A place where the sun can be purple

Altamont preschool makes changes to draw more kids of busy parents

ALTAMONT— This fall, Theresa Lasselle, the director and teacher of the Altamont Cooperative Preschool on Lincoln Avenue, will make changes to the cooperative program that she hopes will buffer the preschool against low enrollment caused by the economic downturn.

First, Lasselle and the mothers who run the cooperative school together will offer openings to children whose parents are unable to or don’t want to fulfill the volunteer portion of the program. Volunteering has traditionally been required of parents as part of the cooperative philosophy of the school. Parents sending their children to the Altamont preschool volunteer their time as teacher’s helpers in the classroom or by managing one or more of the school’s committees that work on things like fund-raising and providing food for snack time.

“We’re offering slots to people who want the option of non-cooperation in terms of helping in the classroom,” said Gini Iarusso, co-chair of the preschool’s board and mother of three, the youngest of whom will be beginning the Altamont preschool this fall. The fee for parents who choose not to volunteer at the school will be slightly higher than it would be for those who are volunteering, which for next year will be $80 a month for the class of 3-year-olds and $98 a month for the class of 4-year-olds.

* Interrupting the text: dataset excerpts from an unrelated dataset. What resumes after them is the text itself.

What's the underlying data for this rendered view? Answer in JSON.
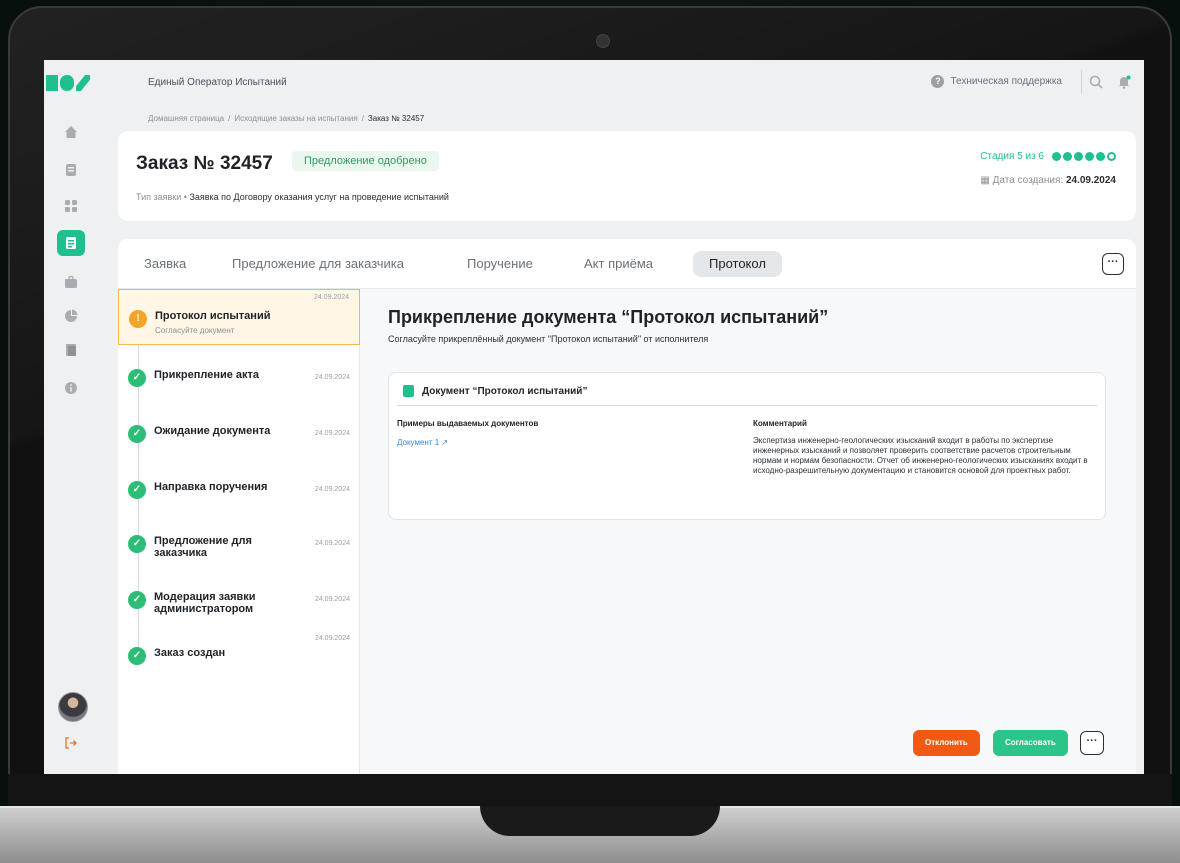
{
  "app": {
    "title": "Единый Оператор Испытаний"
  },
  "topbar": {
    "support_label": "Техническая поддержка"
  },
  "breadcrumb": {
    "items": [
      "Домашняя страница",
      "Исходящие заказы на испытания",
      "Заказ № 32457"
    ]
  },
  "order": {
    "title": "Заказ № 32457",
    "status": "Предложение одобрено",
    "type_label": "Тип заявки",
    "type_value": "Заявка по Договору оказания услуг на проведение испытаний",
    "stage": {
      "label": "Стадия 5 из 6",
      "current": 5,
      "total": 6
    },
    "created_label": "Дата создания:",
    "created_value": "24.09.2024"
  },
  "tabs": [
    {
      "label": "Заявка"
    },
    {
      "label": "Предложение для заказчика"
    },
    {
      "label": "Поручение"
    },
    {
      "label": "Акт приёма"
    },
    {
      "label": "Протокол"
    }
  ],
  "tabs_more": "···",
  "timeline": [
    {
      "title": "Протокол испытаний",
      "sub": "Согласуйте документ",
      "date": "24.09.2024",
      "state": "pending"
    },
    {
      "title": "Прикрепление акта",
      "sub": "",
      "date": "24.09.2024",
      "state": "done"
    },
    {
      "title": "Ожидание документа",
      "sub": "",
      "date": "24.09.2024",
      "state": "done"
    },
    {
      "title": "Направка поручения",
      "sub": "",
      "date": "24.09.2024",
      "state": "done"
    },
    {
      "title": "Предложение для заказчика",
      "sub": "",
      "date": "24.09.2024",
      "state": "done"
    },
    {
      "title": "Модерация заявки администратором",
      "sub": "",
      "date": "24.09.2024",
      "state": "done"
    },
    {
      "title": "Заказ создан",
      "sub": "",
      "date": "24.09.2024",
      "state": "done"
    }
  ],
  "content": {
    "title": "Прикрепление документа “Протокол испытаний”",
    "subtitle": "Согласуйте прикреплённый документ \"Протокол испытаний\" от исполнителя",
    "doc_card": {
      "title": "Документ “Протокол испытаний”",
      "examples_header": "Примеры выдаваемых документов",
      "comment_header": "Комментарий",
      "link": "Документ 1 ↗",
      "comment": "Экспертиза инженерно-геологических изысканий входит в работы по экспертизе инженерных изысканий и позволяет проверить соответствие расчетов строительным нормам и нормам безопасности. Отчет об инженерно-геологических изысканиях входит в исходно-разрешительную документацию и становится основой для проектных работ."
    },
    "actions": {
      "reject": "Отклонить",
      "approve": "Согласовать",
      "more": "···"
    }
  },
  "colors": {
    "accent": "#1fbf8f",
    "reject": "#f05a14",
    "approve": "#2bc58c",
    "pending": "#f5a42a",
    "done": "#2ebd76"
  }
}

The school will also be extending the time of the class for 3-year-olds on Tuesdays and Thursdays an extra half hour from 9 to 11:30 in the morning. “This should help people who live far away and for moms who are working part-time so that they can get work done,” said Lasselle. The Monday, Wednesday, Friday class for 4-year-olds already goes from 9 to 11:30 in the morning.

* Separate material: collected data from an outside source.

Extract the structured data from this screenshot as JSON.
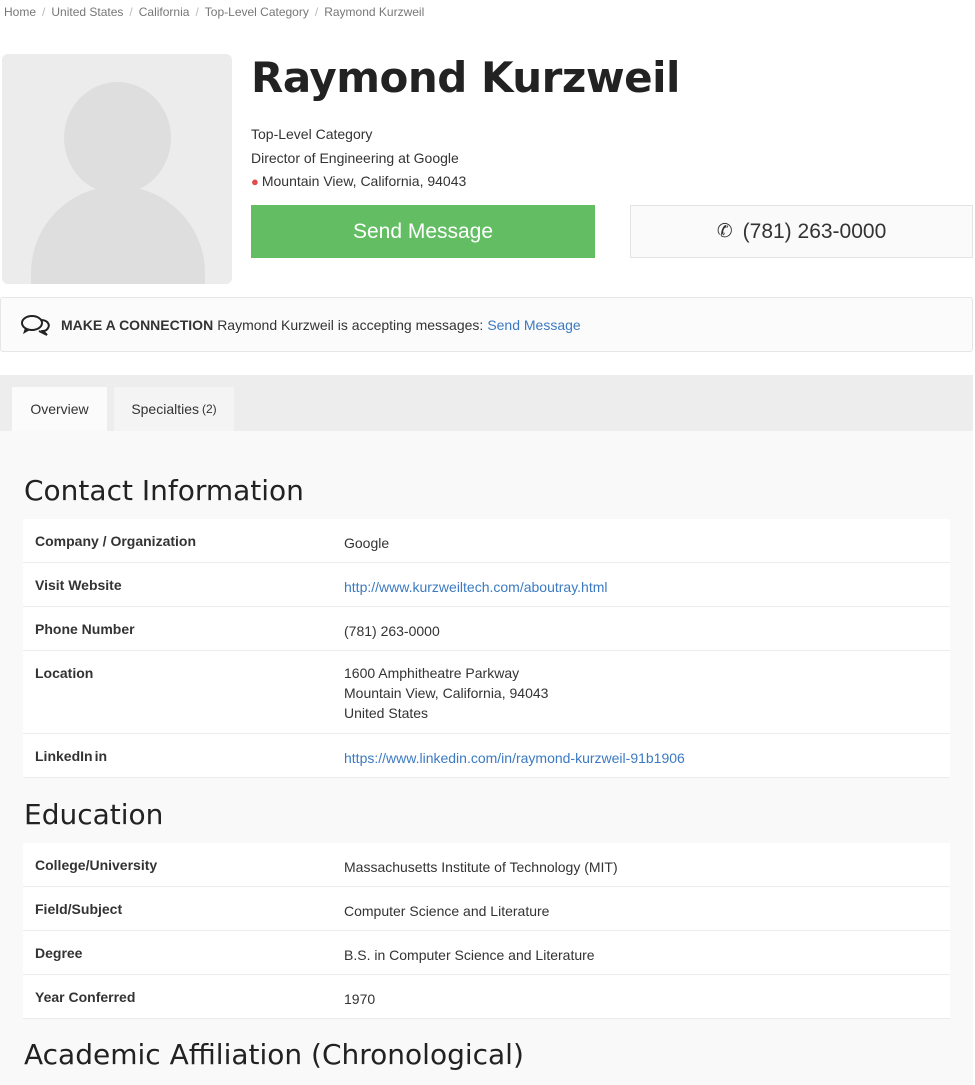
{
  "breadcrumb": {
    "items": [
      "Home",
      "United States",
      "California",
      "Top-Level Category"
    ],
    "current": "Raymond Kurzweil"
  },
  "profile": {
    "name": "Raymond Kurzweil",
    "category": "Top-Level Category",
    "title": "Director of Engineering at Google",
    "location": "Mountain View, California, 94043",
    "send_label": "Send Message",
    "phone": "(781) 263-0000"
  },
  "connect": {
    "title": "MAKE A CONNECTION",
    "text": "Raymond Kurzweil is accepting messages:",
    "link": "Send Message"
  },
  "tabs": [
    {
      "label": "Overview",
      "count": ""
    },
    {
      "label": "Specialties",
      "count": "(2)"
    }
  ],
  "contact": {
    "heading": "Contact Information",
    "company_label": "Company / Organization",
    "company": "Google",
    "website_label": "Visit Website",
    "website": "http://www.kurzweiltech.com/aboutray.html",
    "phone_label": "Phone Number",
    "phone": "(781) 263-0000",
    "location_label": "Location",
    "address_line1": "1600 Amphitheatre Parkway",
    "address_line2": "Mountain View, California, 94043",
    "address_line3": "United States",
    "linkedin_label": "LinkedIn",
    "linkedin_icon": "in",
    "linkedin": "https://www.linkedin.com/in/raymond-kurzweil-91b1906"
  },
  "education": {
    "heading": "Education",
    "college_label": "College/University",
    "college": "Massachusetts Institute of Technology (MIT)",
    "field_label": "Field/Subject",
    "field": "Computer Science and Literature",
    "degree_label": "Degree",
    "degree": "B.S. in Computer Science and Literature",
    "year_label": "Year Conferred",
    "year": "1970"
  },
  "academic": {
    "heading": "Academic Affiliation (Chronological)"
  },
  "colors": {
    "send_button": "#63bd63",
    "link": "#3b7ac2",
    "pin": "#e04c4c"
  },
  "icons": [
    "map-pin-icon",
    "phone-icon",
    "chat-bubbles-icon",
    "linkedin-icon"
  ]
}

Although Voorheesville, a similar village in the neighboring town of New Scotland, also has a cooperative preschool, at the First United Methodist Church, Theresa Springer, a teacher at the school, said that, unlike at Altamont, her preschool does not expect a lack of enrollment for next fall. She said there are only three openings to fill for the fall classes. 

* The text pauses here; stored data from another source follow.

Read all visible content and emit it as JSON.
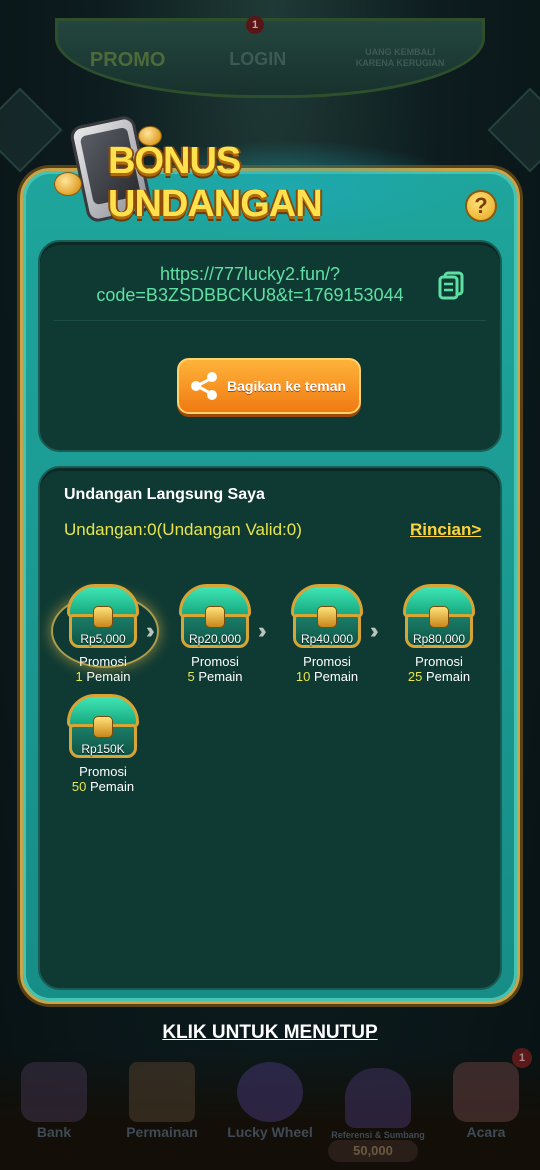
{
  "background": {
    "top_tabs": [
      "PROMO",
      "LOGIN",
      "UANG KEMBALI KARENA KERUGIAN"
    ],
    "top_badge": "1",
    "bottom_nav": [
      {
        "label": "Bank",
        "icon": "bank-icon"
      },
      {
        "label": "Permainan",
        "icon": "slot-777-icon"
      },
      {
        "label": "Lucky Wheel",
        "icon": "wheel-icon"
      },
      {
        "label": "Referensi & Sumbang",
        "icon": "referral-icon"
      },
      {
        "label": "Acara",
        "icon": "gift-icon",
        "badge": "1"
      }
    ],
    "balance": "50,000"
  },
  "modal": {
    "title": "BONUS UNDANGAN",
    "help_icon": "?",
    "invite_link": "https://777lucky2.fun/?code=B3ZSDBBCKU8&t=1769153044",
    "share_button": "Bagikan ke teman",
    "invites": {
      "title": "Undangan Langsung Saya",
      "count_text": "Undangan:0(Undangan Valid:0)",
      "details_link": "Rincian>",
      "rewards": [
        {
          "amount": "Rp5,000",
          "label": "Promosi",
          "count": "1",
          "unit": " Pemain"
        },
        {
          "amount": "Rp20,000",
          "label": "Promosi",
          "count": "5",
          "unit": " Pemain"
        },
        {
          "amount": "Rp40,000",
          "label": "Promosi",
          "count": "10",
          "unit": " Pemain"
        },
        {
          "amount": "Rp80,000",
          "label": "Promosi",
          "count": "25",
          "unit": " Pemain"
        },
        {
          "amount": "Rp150K",
          "label": "Promosi",
          "count": "50",
          "unit": " Pemain"
        }
      ]
    }
  },
  "close_label": "KLIK UNTUK MENUTUP",
  "colors": {
    "modal_teal": "#1ea59c",
    "panel_dark": "#0f3a33",
    "link_green": "#5fe0a3",
    "accent_yellow": "#e8e64a",
    "share_orange": "#f07a12"
  }
}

“Thank God we haven’t seen the effects of the economy yet. We’re fortunate to be in an area where there’s still a lot of stay-at-home moms and that’s to our benefit,” Springer said.

“Meant to be”

Mrs. Lasselle, as her kids call her, has been teaching for so long in the Altamont Reformed Church basement on Lincoln Avenue that her first class of preschoolers has already graduated from college. But her enthusiasm for her job seems to spring from a source that replenishes every morning for learning, snacks, and lots and lots of artwork. “We spend all our days here smiling and laughing, said Lasselle. “I replied two weeks late to the advertisement in The Enterprise in the fall of 1987 and they still gave me the job. It was meant to be.”

Although Lasselle describes the cooperative part of the preschool as parents getting to share in the privilege of being a child’s teacher together, she says that by offering slots without cooperative requirements, they are adapting to economic reality. “Economic pressure has pushed everyone to the brink and there are now more families with both parents working,” said Lasselle.

“Does a 3-year-old belong 8 to 10 hours a day out of the house? Can you honestly say yes?” she asked. “It’s not the parents’ choice but I’m so frightened that the economy is making us have choices that aren’t good for our kids.”

Lasselle sees the role of the Altamont preschool as a preparatory step on a child’s way to public school and is quick to point out that the preschool is neither childcare, nor a babysitter. Rather, she says, the Altamont preschool allows children to “grow socially in appropriate measures” and experience, explore, and process the world around them.

Lasselle is now preparing her children for the school’s newest arrival: butterfly eggs ordered from California, which the children will cultivate in their butterfly house until they’re hatched and grown. The preschoolers will then release them in the Maple Avenue park where a butterfly garden will soon be added to the landscaping.

Keith Lee of Altamont’s Parks Committee, and the mayor’s partner, will be leading the efforts to cultivate the butterfly garden and said that, like most of the park’s plantings, the material for the new garden will come from “the time-honored techniques of begging and borrowing.” Some of the plants Lee hopes to include in the garden will be Queen Anne’s lace, liatris, butterfly bushes, helenium, and cone flowers, to name a few.

 “Public school is more pointed,” said Lasselle. “Here, we can create and grow. There, they push government and state tests and they want them to do more at a younger age. They can push kids to learn state capitals but will they know what that means? They can force them to do books all day but will they love reading?”

Lasselle’s belief in the relationship between creativity and child development is apparent by the pride she takes in the children’s artwork. From the ceiling hang colorful mobiles and an intricate tree branch, which, in honor of spring’s arrival, bears clothespin birds made of fluffy balls and violently bright pink, red, and purple feathers.

Iarusso, who has been implementing the new changes into next year’s plans, remembers something Lasselle told the parents at a meeting to guide them in the school’s philosophy. She remembers Lasselle saying that, if their child made the sun purple, to leave it that way.